These kinds of systems almost always use an n-gram model to generate text. It's a fascinating and surprisingly effective tool (the surprise is that implementing one is extremely simple).
Basically, it's based on collecting data from a corpus about probabilities of word transitions -- the probability of the "next word" given the n preceding words. So n-gram models often produce sentences that appear correct in small areas of a few words, but as a whole don't make much sense. The higher the "n", the more the generated sentences come to resemble the writing in the corpus. Once you get to quadrigrams, usually the model simply produces exact sentences verbatim from the text because the data becomes very sparse (how many times do you see "then I turned" in a corpus of tweets, for instance?), unless you have a very large corpus.
Like many NLP models, the n-gram model has seen many variations and tweaks that have differing levels of effectiveness, where often different tweaks produce more believable results for different corpora or variety thereof.
The math is quite simple. Let's take n=2, also called "bigrams", also called "Markov chains". In Pythonic pseudocode (because math notation doesn't work on HN) you could create a frequency distribution with:
for i in range(1,words.length):
model[words[i-1]][words[i]] += 1
assuming that "model" is a nested dictionary where keys have a default value of 0. then normalise:
for prior,words in model:
n = sum(words.values)
words.values.map(lambda x: x / n)
Thanks! I'm taking an information retrieval course right now and I'm interested in applying what I've learned to a cool pet project. I don't think we ever touched on n-gram models for some reason
This isn't information retrieval. This is data processing. Information retrieval is a subset of data processing.

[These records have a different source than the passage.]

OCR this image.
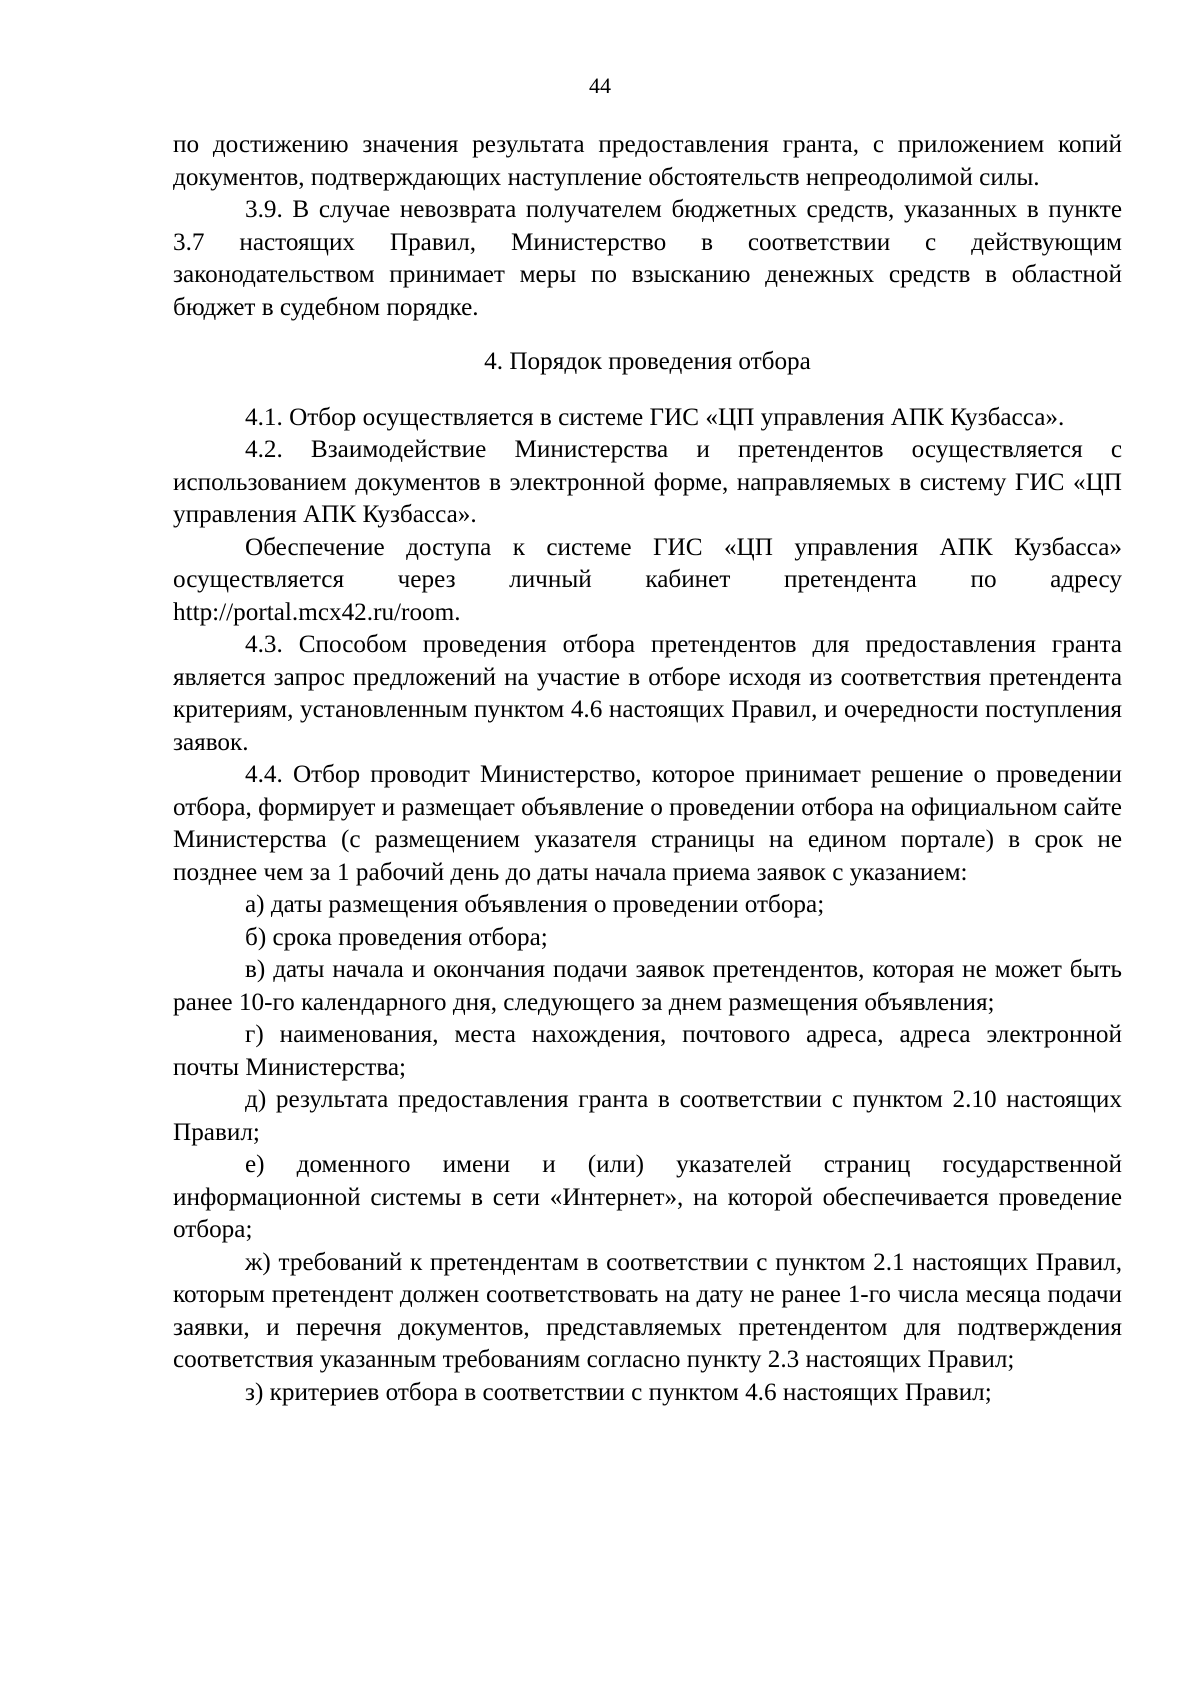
44

по достижению значения результата предоставления гранта, с приложением копий документов, подтверждающих наступление обстоятельств непреодолимой силы.

3.9. В случае невозврата получателем бюджетных средств, указанных в пункте 3.7 настоящих Правил, Министерство в соответствии с действующим законодательством принимает меры по взысканию денежных средств в областной бюджет в судебном порядке.

4. Порядок проведения отбора

4.1. Отбор осуществляется в системе ГИС «ЦП управления АПК Кузбасса».

4.2. Взаимодействие Министерства и претендентов осуществляется с использованием документов в электронной форме, направляемых в систему ГИС «ЦП управления АПК Кузбасса».

Обеспечение доступа к системе ГИС «ЦП управления АПК Кузбасса» осуществляется через личный кабинет претендента по адресу http://portal.mcx42.ru/room.

4.3. Способом проведения отбора претендентов для предоставления гранта является запрос предложений на участие в отборе исходя из соответствия претендента критериям, установленным пунктом 4.6 настоящих Правил, и очередности поступления заявок.

4.4. Отбор проводит Министерство, которое принимает решение о проведении отбора, формирует и размещает объявление о проведении отбора на официальном сайте Министерства (с размещением указателя страницы на едином портале) в срок не позднее чем за 1 рабочий день до даты начала приема заявок с указанием:

а) даты размещения объявления о проведении отбора;

б) срока проведения отбора;

в) даты начала и окончания подачи заявок претендентов, которая не может быть ранее 10-го календарного дня, следующего за днем размещения объявления;

г) наименования, места нахождения, почтового адреса, адреса электронной почты Министерства;

д) результата предоставления гранта в соответствии с пунктом 2.10 настоящих Правил;

е) доменного имени и (или) указателей страниц государственной информационной системы в сети «Интернет», на которой обеспечивается проведение отбора;

ж) требований к претендентам в соответствии с пунктом 2.1 настоящих Правил, которым претендент должен соответствовать на дату не ранее 1-го числа месяца подачи заявки, и перечня документов, представляемых претендентом для подтверждения соответствия указанным требованиям согласно пункту 2.3 настоящих Правил;

з) критериев отбора в соответствии с пунктом 4.6 настоящих Правил;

Retrieval specifically needs an algorithm to determine document relevance. Everything you're learning is to understand how different parts of that algorithm affect the results. It's a very difficult problem, even if you assume that the corpus isn't sapient.

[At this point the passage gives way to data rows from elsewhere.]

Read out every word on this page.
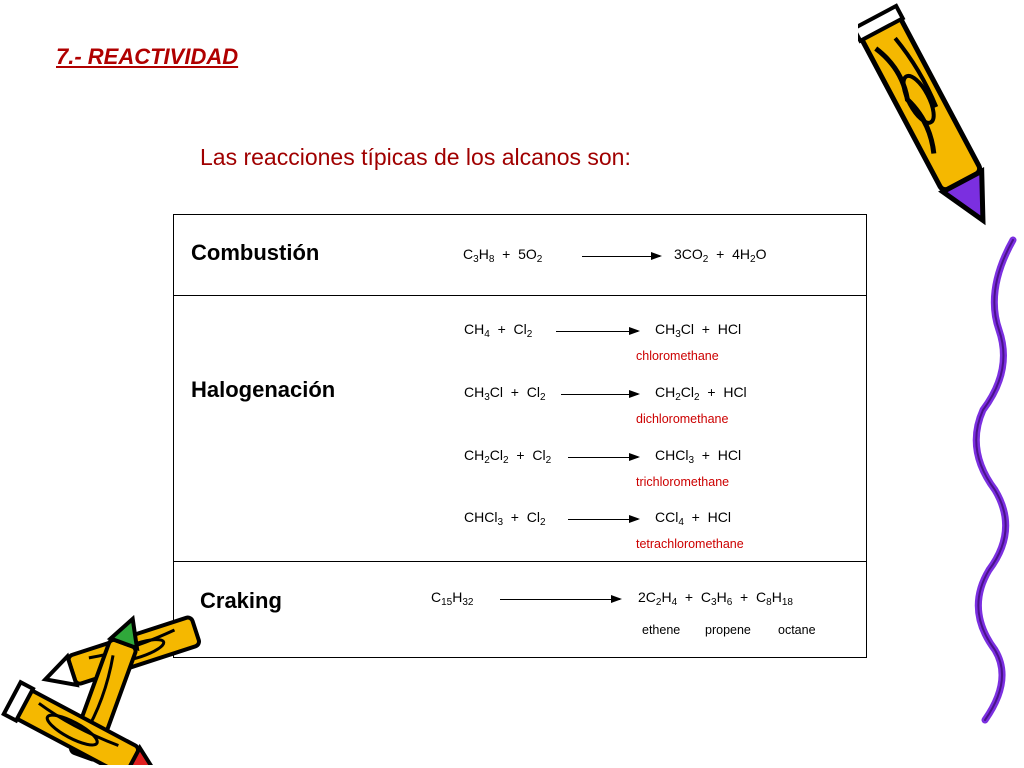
7.- REACTIVIDAD
Las reacciones típicas de los alcanos son:
Combustión	$C_3H_8 + 5O_2$	$3CO_2 + 4H_2O$
Halogenación
$CH_4 + Cl_2$	$CH_3Cl$  +  HCl
chloromethane
$CH_3Cl + Cl_2$	$CH_2Cl_2$  +  HCl
dichloromethane
$CH_2Cl_2 + Cl_2$	CHCl$_3$  +  HCl
trichloromethane
CHCl$_3$  +  $Cl_2$	CCl$_4$  +  HCl
tetrachloromethane
Craking	$C_{15}H_{32}$	$2C_2H_4 + C_3H_6 + C_8H_{18}$
ethene propene octane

Stuff like n-grams are more about reshuffling in order to expose patterns. It's a little bit like regressing some noisy data to see the trend of correlation.
I learned about n-grams in a natural language processing class in uni.

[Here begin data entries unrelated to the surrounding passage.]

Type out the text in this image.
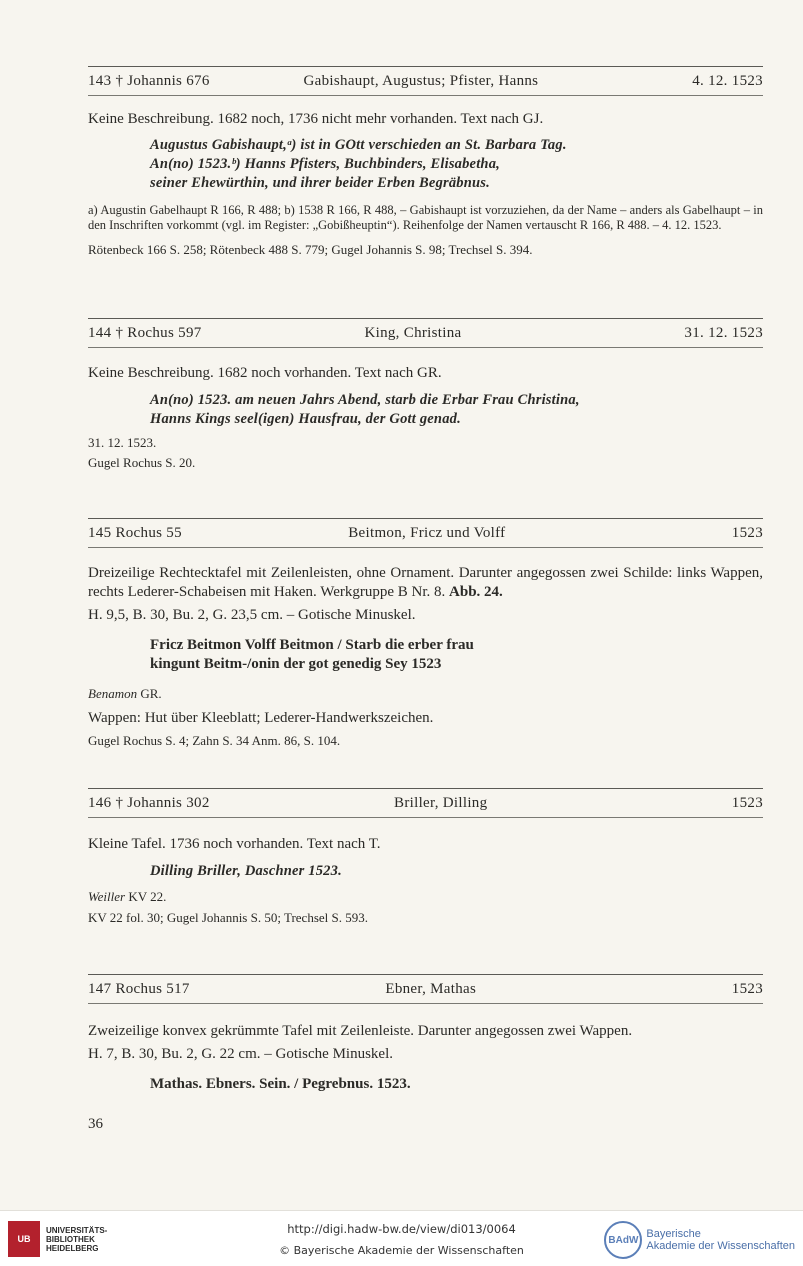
143 † Johannis 676	Gabishaupt, Augustus; Pfister, Hanns	4. 12. 1523

Keine Beschreibung. 1682 noch, 1736 nicht mehr vorhanden. Text nach GJ.

Augustus Gabishaupt,ᵃ) ist in GOtt verschieden an St. Barbara Tag.
An(no) 1523.ᵇ) Hanns Pfisters, Buchbinders, Elisabetha,
seiner Ehewürthin, und ihrer beider Erben Begräbnus.

a) Augustin Gabelhaupt R 166, R 488; b) 1538 R 166, R 488, – Gabishaupt ist vorzuziehen, da der Name – anders als Gabelhaupt – in den Inschriften vorkommt (vgl. im Register: „Gobißheuptin“). Reihenfolge der Namen vertauscht R 166, R 488. – 4. 12. 1523.

Rötenbeck 166 S. 258; Rötenbeck 488 S. 779; Gugel Johannis S. 98; Trechsel S. 394.

144 † Rochus 597	King, Christina	31. 12. 1523

Keine Beschreibung. 1682 noch vorhanden. Text nach GR.

An(no) 1523. am neuen Jahrs Abend, starb die Erbar Frau Christina,
Hanns Kings seel(igen) Hausfrau, der Gott genad.

31. 12. 1523.

Gugel Rochus S. 20.

145 Rochus 55	Beitmon, Fricz und Volff	1523

Dreizeilige Rechtecktafel mit Zeilenleisten, ohne Ornament. Darunter angegossen zwei Schilde: links Wappen, rechts Lederer-Schabeisen mit Haken. Werkgruppe B Nr. 8. Abb. 24.

H. 9,5, B. 30, Bu. 2, G. 23,5 cm. – Gotische Minuskel.

Fricz Beitmon Volff Beitmon / Starb die erber frau
kingunt Beitm-/onin der got genedig Sey 1523

Benamon GR.

Wappen: Hut über Kleeblatt; Lederer-Handwerkszeichen.

Gugel Rochus S. 4; Zahn S. 34 Anm. 86, S. 104.

146 † Johannis 302	Briller, Dilling	1523

Kleine Tafel. 1736 noch vorhanden. Text nach T.

Dilling Briller, Daschner 1523.

Weiller KV 22.

KV 22 fol. 30; Gugel Johannis S. 50; Trechsel S. 593.

147 Rochus 517	Ebner, Mathas	1523

Zweizeilige konvex gekrümmte Tafel mit Zeilenleiste. Darunter angegossen zwei Wappen.

H. 7, B. 30, Bu. 2, G. 22 cm. – Gotische Minuskel.

Mathas. Ebners. Sein. / Pegrebnus. 1523.
36
UB
UNIVERSITÄTS-
BIBLIOTHEK
HEIDELBERG
http://digi.hadw-bw.de/view/di013/0064
© Bayerische Akademie der Wissenschaften
BAdW Bayerische
Akademie der Wissenschaften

A related (but more interesting, imho) concept is the Hidden Markov Model, which is used for things like part-of-speech tagging and areas of speech recognition. It takes a sequence of "observations", like sound vectors or words, and uses a probabilisitic model to match them with "hidden states", like phonemes or parts of speech.
I got a job with a part-of-speech tagging website I made as a pet project for that class :)
This isn't quantum physics, and that isn't the implication of the double-slit experiment. This is new-age pseudo science BS that uses the buzzword "quantum" to sound smart
So pretentious, did a teenager write this?